In [4]:
import sys, pathlib
import pandas as pd
import numpy as np
import joblib

# Añadir src/ al path
PROJECT_ROOT = pathlib.Path().resolve().parent.parent
if str(PROJECT_ROOT) not in sys.path:
    sys.path.insert(0, str(PROJECT_ROOT))

from src import config as cfg

# === 1. Cargar precios ===
df = pd.read_parquet(cfg.DATA / "raw" / "prices.parquet")
df = df.ffill().dropna()

# === 2. Calcular retornos y características ===
ret = np.log(df / df.shift(1)).dropna()
ret5 = ret.rolling(5).sum()
vol5 = ret.rolling(5).std()
momentum = (ret5 / (vol5 + 1e-6)).clip(-10, 10)

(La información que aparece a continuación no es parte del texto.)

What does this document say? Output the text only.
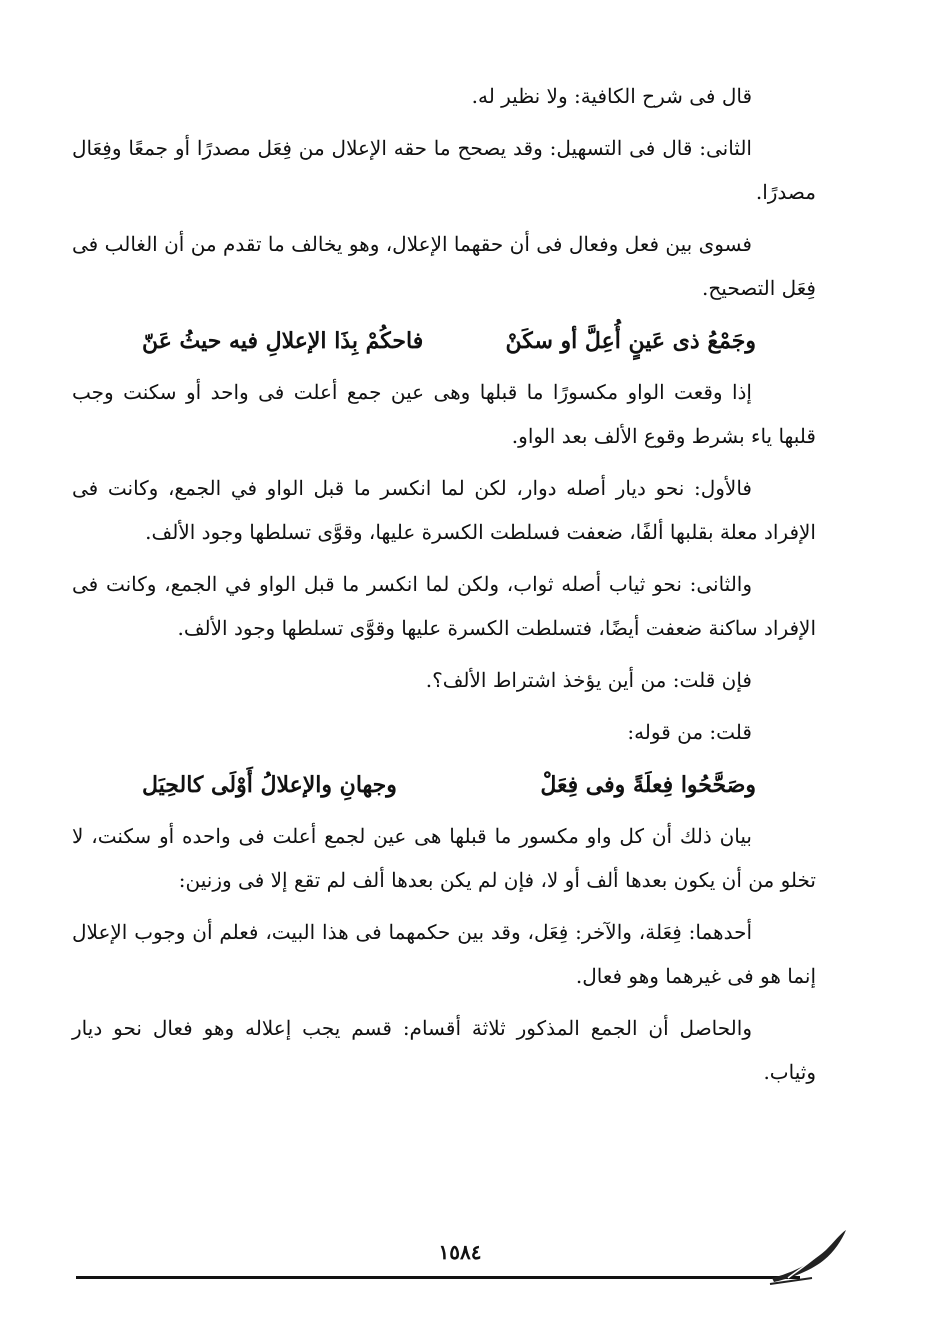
قال فى شرح الكافية: ولا نظير له.

الثانى: قال فى التسهيل: وقد يصحح ما حقه الإعلال من فِعَل مصدرًا أو جمعًا وفِعَال مصدرًا.

فسوى بين فعل وفعال فى أن حقهما الإعلال، وهو يخالف ما تقدم من أن الغالب فى فِعَل التصحيح.

وجَمْعُ ذى عَينٍ أُعِلَّ أو سكَنْ
فاحكُمْ بِذَا الإعلالِ فيه حيثُ عَنّ

إذا وقعت الواو مكسورًا ما قبلها وهى عين جمع أعلت فى واحد أو سكنت وجب قلبها ياء بشرط وقوع الألف بعد الواو.

فالأول: نحو ديار أصله دوار، لكن لما انكسر ما قبل الواو في الجمع، وكانت فى الإفراد معلة بقلبها ألفًا، ضعفت فسلطت الكسرة عليها، وقوَّى تسلطها وجود الألف.

والثانى: نحو ثياب أصله ثواب، ولكن لما انكسر ما قبل الواو في الجمع، وكانت فى الإفراد ساكنة ضعفت أيضًا، فتسلطت الكسرة عليها وقوَّى تسلطها وجود الألف.

فإن قلت: من أين يؤخذ اشتراط الألف؟.

قلت: من قوله:

وصَحَّحُوا فِعلَةً وفى فِعَلْ
وجهانِ والإعلالُ أَوْلَى كالحِيَل

بيان ذلك أن كل واو مكسور ما قبلها هى عين لجمع أعلت فى واحده أو سكنت، لا تخلو من أن يكون بعدها ألف أو لا، فإن لم يكن بعدها ألف لم تقع إلا فى وزنين:

أحدهما: فِعَلة، والآخر: فِعَل، وقد بين حكمهما فى هذا البيت، فعلم أن وجوب الإعلال إنما هو فى غيرهما وهو فعال.

والحاصل أن الجمع المذكور ثلاثة أقسام: قسم يجب إعلاله وهو فعال نحو ديار وثياب.

١٥٨٤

# === 3. Definir target ===
y = ret5.shift(-5).dropna()  # retorno acumulado futuro

# === 4. Alinear features con el target ===
ret = ret.shift(1).reindex(y.index)
momentum = momentum.shift(1).reindex(y.index)

# === 5. Crear ventanas ===
X, y_clean, dates = [], [], []

for i in range(cfg.WINDOW, len(y)):
    ventana_ret = ret.iloc[i - cfg.WINDOW:i].values
    ventana_mom = momentum.iloc[i - cfg.WINDOW:i].values
    bloque = np.concatenate([ventana_ret, ventana_mom], axis=1)
    if not np.isnan(bloque).any():
        X.append(bloque)
        y_clean.append(y.iloc[i].values)
        dates.append(y.index[i])

X = np.array(X, dtype=np.float32)
y = np.array(y_clean, dtype=np.float32)
dates = pd.to_datetime(dates)

print(f"✅ X shape: {X.shape}")
print(f"✅ y shape: {y.shape}")
print(f"✅ Nº fechas: {len(dates)}")

✅ X shape: (4450, 60, 80)
✅ y shape: (4450, 40)
✅ Nº fechas: 4450


In [6]:
# === 6. Guardar datos procesados ===
joblib.dump({
    "X": X,
    "y": y,
    "tickers": df.columns.tolist(),
    "dates": dates
}, cfg.DATA / "processed" / "cnn5d_data.pkl")

print("✅ Dataset CNN5d guardado.")

✅ Dataset CNN5d guardado.